Jakarta, IDN Times - Prancis dan Inggris resmi memimpin sebuah misi militer multinasional untuk mengamankan Selat Hormuz. Kesepakatan ini diumumkan oleh Perdana Menteri Inggris Keir Starmer dan Presiden Prancis Emmanuel Macron di Istana Elysee, Paris, pada Jumat (17/4/2026).
Sebanyak 51 negara ikut serta dalam konferensi tingkat tinggi di Paris untuk mematangkan rencana pengamanan selat. Namun, Amerika Serikat (AS) dan Iran tidak terlibat dalam pertemuan ini.
1. Misi bertujuan untuk mengawal kapal komersial

Misi ini diberi nama Inisiatif Kebebasan Navigasi Maritim Selat Hormuz. Pasukan koalisi nantinya akan berfokus pada operasi pengawalan kapal niaga yang bersifat damai dan defensif.
Pasukan multinasional baru akan dikerahkan ketika kesepakatan gencatan senjata permanen telah tercapai di kawasan Timur Tengah.
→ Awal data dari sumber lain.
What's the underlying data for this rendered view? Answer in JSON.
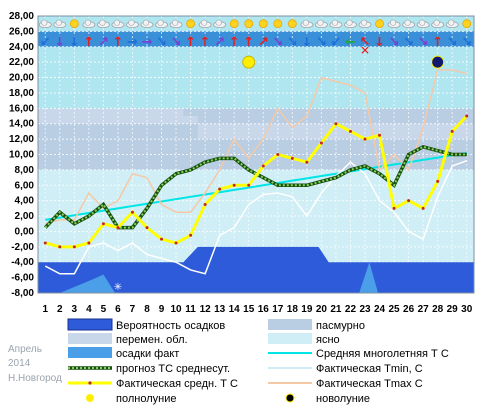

Selain mengawal kapal niaga, armada tersebut juga ditugaskan untuk melakukan operasi pembersihan ranjau laut secara menyeluruh.
"Kami sepakat untuk mempercepat perencanaan militer, dan saya mengonfirmasi bahwa Prancis dan Inggris akan memimpin misi multinasional untuk melindungi kebebasan berlayar sesegera mungkin saat kondisi memungkinkan," ujar Starmer, dilansir Politico.
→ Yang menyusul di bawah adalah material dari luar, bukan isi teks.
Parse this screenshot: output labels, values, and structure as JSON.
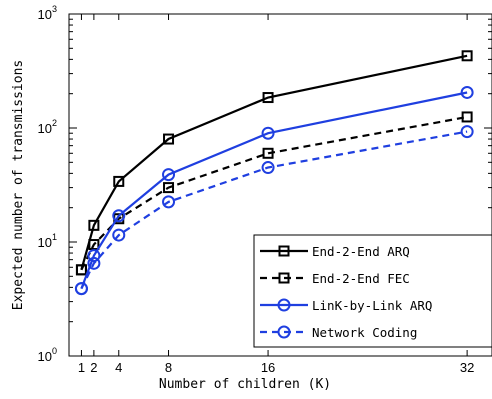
{
  "chart_data": {
    "type": "line",
    "title": "",
    "xlabel": "Number of children (K)",
    "ylabel": "Expected number of transmissions",
    "x": [
      1,
      2,
      4,
      8,
      16,
      32
    ],
    "xticks": [
      1,
      2,
      4,
      8,
      16,
      32
    ],
    "xlim": [
      0,
      34
    ],
    "yscale": "log",
    "ylim": [
      1,
      1000
    ],
    "yticks": [
      {
        "value": 1,
        "base": "10",
        "exp": "0"
      },
      {
        "value": 10,
        "base": "10",
        "exp": "1"
      },
      {
        "value": 100,
        "base": "10",
        "exp": "2"
      },
      {
        "value": 1000,
        "base": "10",
        "exp": "3"
      }
    ],
    "grid": false,
    "legend_position": "bottom-right",
    "series": [
      {
        "name": "End-2-End ARQ",
        "color": "#000000",
        "dashed": false,
        "marker": "square",
        "values": [
          5.7,
          14,
          34,
          80,
          185,
          430
        ]
      },
      {
        "name": "End-2-End FEC",
        "color": "#000000",
        "dashed": true,
        "marker": "square",
        "values": [
          5.7,
          9.5,
          16,
          30,
          60,
          125
        ]
      },
      {
        "name": "LinK-by-Link ARQ",
        "color": "#1f3fe0",
        "dashed": false,
        "marker": "circle",
        "values": [
          3.9,
          7.6,
          17,
          39,
          90,
          205
        ]
      },
      {
        "name": "Network Coding",
        "color": "#1f3fe0",
        "dashed": true,
        "marker": "circle",
        "values": [
          3.9,
          6.5,
          11.5,
          22.5,
          45,
          93
        ]
      }
    ]
  }
}
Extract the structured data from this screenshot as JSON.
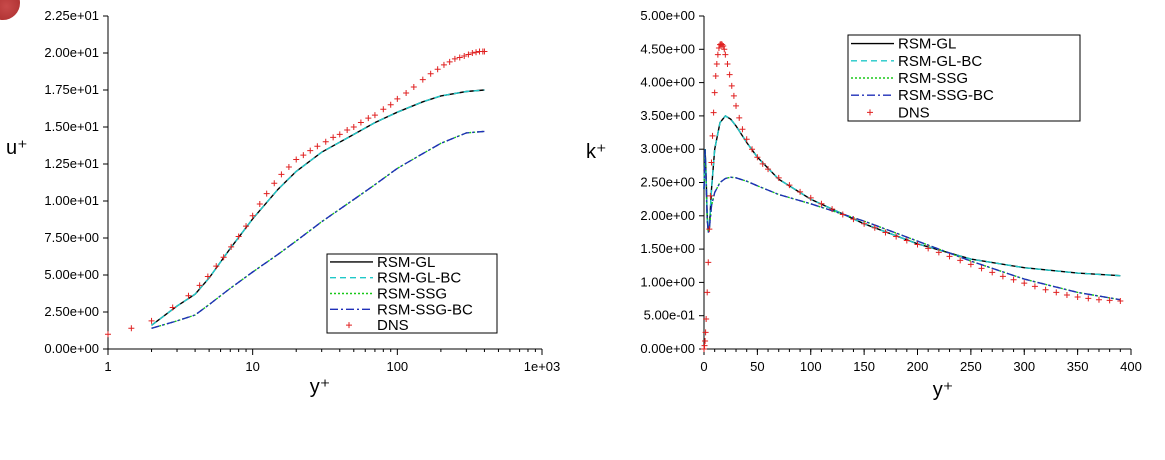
{
  "colors": {
    "RSM-GL": "#000000",
    "RSM-GL-BC": "#20c8c8",
    "RSM-SSG": "#18c818",
    "RSM-SSG-BC": "#1f2fb8",
    "DNS": "#e02020"
  },
  "chart_data": [
    {
      "type": "line",
      "xscale": "log",
      "xlim": [
        1,
        1000
      ],
      "ylim": [
        0,
        22.5
      ],
      "xticks": [
        1,
        10,
        100,
        1000
      ],
      "xtick_labels": [
        "1",
        "10",
        "100",
        "1e+03"
      ],
      "yticks": [
        0,
        2.5,
        5,
        7.5,
        10,
        12.5,
        15,
        17.5,
        20,
        22.5
      ],
      "ytick_labels": [
        "0.00e+00",
        "2.50e+00",
        "5.00e+00",
        "7.50e+00",
        "1.00e+01",
        "1.25e+01",
        "1.50e+01",
        "1.75e+01",
        "2.00e+01",
        "2.25e+01"
      ],
      "xlabel": "y⁺",
      "ylabel": "u⁺",
      "legend_position": "lower-right",
      "legend": [
        "RSM-GL",
        "RSM-GL-BC",
        "RSM-SSG",
        "RSM-SSG-BC",
        "DNS"
      ],
      "series": [
        {
          "name": "RSM-GL",
          "style": "solid",
          "x": [
            2,
            3,
            4,
            5,
            7,
            10,
            15,
            20,
            30,
            50,
            70,
            100,
            150,
            200,
            300,
            400
          ],
          "y": [
            1.6,
            2.9,
            3.7,
            4.8,
            6.8,
            8.8,
            10.8,
            12.0,
            13.3,
            14.5,
            15.3,
            16.0,
            16.7,
            17.1,
            17.4,
            17.5
          ]
        },
        {
          "name": "RSM-GL-BC",
          "style": "dash",
          "x": [
            2,
            3,
            4,
            5,
            7,
            10,
            15,
            20,
            30,
            50,
            70,
            100,
            150,
            200,
            300,
            400
          ],
          "y": [
            1.6,
            2.9,
            3.7,
            4.8,
            6.8,
            8.8,
            10.8,
            12.0,
            13.3,
            14.5,
            15.3,
            16.0,
            16.7,
            17.1,
            17.4,
            17.5
          ]
        },
        {
          "name": "RSM-SSG",
          "style": "dot",
          "x": [
            2,
            3,
            4,
            5,
            7,
            10,
            15,
            20,
            30,
            50,
            70,
            100,
            150,
            200,
            300,
            400
          ],
          "y": [
            1.4,
            1.9,
            2.3,
            3.0,
            4.1,
            5.2,
            6.4,
            7.3,
            8.6,
            10.1,
            11.1,
            12.2,
            13.2,
            13.9,
            14.6,
            14.7
          ]
        },
        {
          "name": "RSM-SSG-BC",
          "style": "dashdot",
          "x": [
            2,
            3,
            4,
            5,
            7,
            10,
            15,
            20,
            30,
            50,
            70,
            100,
            150,
            200,
            300,
            400
          ],
          "y": [
            1.4,
            1.9,
            2.3,
            3.0,
            4.1,
            5.2,
            6.4,
            7.3,
            8.6,
            10.1,
            11.1,
            12.2,
            13.2,
            13.9,
            14.6,
            14.7
          ]
        },
        {
          "name": "DNS",
          "style": "plus",
          "x": [
            1.0,
            1.45,
            2.0,
            2.8,
            3.6,
            4.3,
            4.9,
            5.6,
            6.3,
            7.1,
            8.0,
            9.0,
            10.0,
            11.2,
            12.5,
            14.1,
            15.8,
            17.8,
            20,
            22.4,
            25,
            28,
            32,
            36,
            40,
            45,
            50,
            56,
            63,
            70,
            80,
            90,
            100,
            115,
            130,
            150,
            170,
            190,
            210,
            230,
            250,
            270,
            290,
            310,
            330,
            350,
            370,
            390,
            400
          ],
          "y": [
            1.0,
            1.4,
            1.9,
            2.8,
            3.6,
            4.3,
            4.9,
            5.6,
            6.2,
            6.9,
            7.6,
            8.3,
            9.0,
            9.8,
            10.5,
            11.2,
            11.8,
            12.3,
            12.8,
            13.1,
            13.4,
            13.7,
            14.0,
            14.3,
            14.5,
            14.8,
            15.0,
            15.3,
            15.6,
            15.8,
            16.2,
            16.5,
            16.9,
            17.3,
            17.7,
            18.2,
            18.6,
            18.9,
            19.2,
            19.4,
            19.6,
            19.7,
            19.8,
            19.9,
            20.0,
            20.05,
            20.1,
            20.1,
            20.1
          ]
        }
      ]
    },
    {
      "type": "line",
      "xscale": "linear",
      "xlim": [
        0,
        400
      ],
      "ylim": [
        0,
        5
      ],
      "xticks": [
        0,
        50,
        100,
        150,
        200,
        250,
        300,
        350,
        400
      ],
      "xtick_labels": [
        "0",
        "50",
        "100",
        "150",
        "200",
        "250",
        "300",
        "350",
        "400"
      ],
      "yticks": [
        0,
        0.5,
        1,
        1.5,
        2,
        2.5,
        3,
        3.5,
        4,
        4.5,
        5
      ],
      "ytick_labels": [
        "0.00e+00",
        "5.00e-01",
        "1.00e+00",
        "1.50e+00",
        "2.00e+00",
        "2.50e+00",
        "3.00e+00",
        "3.50e+00",
        "4.00e+00",
        "4.50e+00",
        "5.00e+00"
      ],
      "xlabel": "y⁺",
      "ylabel": "k⁺",
      "legend_position": "upper-center",
      "legend": [
        "RSM-GL",
        "RSM-GL-BC",
        "RSM-SSG",
        "RSM-SSG-BC",
        "DNS"
      ],
      "series": [
        {
          "name": "RSM-GL",
          "style": "solid",
          "x": [
            0,
            1,
            2,
            3,
            4,
            5,
            7,
            10,
            15,
            20,
            25,
            30,
            40,
            50,
            70,
            100,
            150,
            200,
            250,
            300,
            350,
            390
          ],
          "y": [
            2.4,
            3.0,
            2.6,
            2.0,
            1.75,
            1.8,
            2.4,
            3.0,
            3.4,
            3.5,
            3.45,
            3.35,
            3.1,
            2.88,
            2.55,
            2.25,
            1.88,
            1.58,
            1.35,
            1.22,
            1.14,
            1.1
          ]
        },
        {
          "name": "RSM-GL-BC",
          "style": "dash",
          "x": [
            0,
            1,
            2,
            3,
            4,
            5,
            7,
            10,
            15,
            20,
            25,
            30,
            40,
            50,
            70,
            100,
            150,
            200,
            250,
            300,
            350,
            390
          ],
          "y": [
            2.4,
            3.0,
            2.6,
            2.0,
            1.75,
            1.8,
            2.4,
            3.0,
            3.4,
            3.5,
            3.45,
            3.35,
            3.1,
            2.88,
            2.55,
            2.25,
            1.88,
            1.58,
            1.35,
            1.22,
            1.14,
            1.1
          ]
        },
        {
          "name": "RSM-SSG",
          "style": "dot",
          "x": [
            0,
            1,
            2,
            3,
            4,
            5,
            7,
            10,
            15,
            20,
            25,
            30,
            40,
            50,
            70,
            100,
            150,
            200,
            250,
            300,
            350,
            390
          ],
          "y": [
            2.4,
            3.0,
            2.5,
            1.95,
            1.75,
            1.8,
            2.15,
            2.35,
            2.5,
            2.56,
            2.58,
            2.57,
            2.52,
            2.45,
            2.32,
            2.18,
            1.92,
            1.62,
            1.32,
            1.05,
            0.85,
            0.74
          ]
        },
        {
          "name": "RSM-SSG-BC",
          "style": "dashdot",
          "x": [
            0,
            1,
            2,
            3,
            4,
            5,
            7,
            10,
            15,
            20,
            25,
            30,
            40,
            50,
            70,
            100,
            150,
            200,
            250,
            300,
            350,
            390
          ],
          "y": [
            2.4,
            3.0,
            2.5,
            1.95,
            1.75,
            1.8,
            2.15,
            2.35,
            2.5,
            2.56,
            2.58,
            2.57,
            2.52,
            2.45,
            2.32,
            2.18,
            1.92,
            1.62,
            1.32,
            1.05,
            0.85,
            0.74
          ]
        },
        {
          "name": "DNS",
          "style": "plus",
          "x": [
            0,
            0.5,
            1,
            1.5,
            2,
            3,
            4,
            5,
            6,
            7,
            8,
            9,
            10,
            11,
            12,
            13,
            14,
            15,
            16,
            17,
            18,
            19,
            20,
            22,
            24,
            26,
            28,
            30,
            33,
            36,
            40,
            45,
            50,
            55,
            60,
            70,
            80,
            90,
            100,
            110,
            120,
            130,
            140,
            150,
            160,
            170,
            180,
            190,
            200,
            210,
            220,
            230,
            240,
            250,
            260,
            270,
            280,
            290,
            300,
            310,
            320,
            330,
            340,
            350,
            360,
            370,
            380,
            390
          ],
          "y": [
            0.0,
            0.05,
            0.12,
            0.25,
            0.45,
            0.85,
            1.3,
            1.8,
            2.3,
            2.8,
            3.2,
            3.55,
            3.85,
            4.1,
            4.28,
            4.42,
            4.52,
            4.57,
            4.58,
            4.57,
            4.55,
            4.5,
            4.42,
            4.28,
            4.12,
            3.95,
            3.8,
            3.65,
            3.47,
            3.3,
            3.15,
            3.0,
            2.88,
            2.78,
            2.7,
            2.57,
            2.46,
            2.36,
            2.27,
            2.18,
            2.1,
            2.02,
            1.95,
            1.88,
            1.82,
            1.75,
            1.69,
            1.63,
            1.57,
            1.51,
            1.45,
            1.39,
            1.33,
            1.27,
            1.21,
            1.15,
            1.09,
            1.04,
            0.99,
            0.94,
            0.89,
            0.85,
            0.81,
            0.78,
            0.76,
            0.74,
            0.73,
            0.72
          ]
        }
      ]
    }
  ]
}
Kedua negara sepakat untuk menggelar konferensi perencanaan militer tingkat lanjut guna mematangkan strategi operasi di lapangan. Pertemuan lanjutan dijadwalkan akan berlangsung di London pada pekan depan.
2. Negara-negara Eropa kerahkan kapal untuk dukung misi

Beberapa negara telah mengumumkan rencana kontribusi mereka untuk misi ini. Inggris berencana mengerahkan drone pemburu ranjau yang akan dioperasikan dari armada kapal RFA Lyme Bay.
Sementara itu, Prancis akan mengirimkan kapal induk bertenaga nuklir mereka menuju Selat Hormuz. Paris juga berencana mengerahkan kapal pengangkut helikopter dan beberapa unit fregat militer.
Italia telah menawarkan diri untuk mengerahkan kapal-kapal fregat angkatan laut ke Teluk. Dukungan juga datang dari pemerintah Jerman yang bersedia menyediakan tambahan unit kapal penyapu ranjau.
Negara-negara lain akan memberikan kontribusi beragam mulai dari logistik dan finansial. Namun, Kanselir Jerman Friedrich Merz berharap agar AS kelak bisa ikut dilibatkan dalam misi ini.
3. AS tolak bantuan NATO di Selat Hormuz

Alih-alih menyambut baik, AS justru menolak tawaran bantuan Eropa di Selat Hormuz. Melalui media sosialnya, Presiden AS Donald Trump bahkan meminta sekutu NATO untuk menjauh dari wilayah konflik.
"Saya menerima telepon dari pihak NATO yang bertanya apakah kami membutuhkan bantuan mereka. Saya menyuruh mereka untuk menjauh, kecuali mereka hanya ingin memuat kapal dengan minyak," tulis Trump, dilansir Politico.
Penolakan ini muncul berbarengan dengan pengumuman pemerintah Iran terkait pembukaan kembali Selat Hormuz. Namun, AS akan tetap mempertahankan blokade laut mereka terhadap seluruh kapal yang menuju pelabuhan Iran.
Penutupan Selat Hormuz telah memberikan rentetan pukulan bagi perekonomian dunia. Krisis ini memicu lonjakan inflasi, krisis energi dan membuat lebih dari 20 ribu pelaut terjebak di perairan Teluk.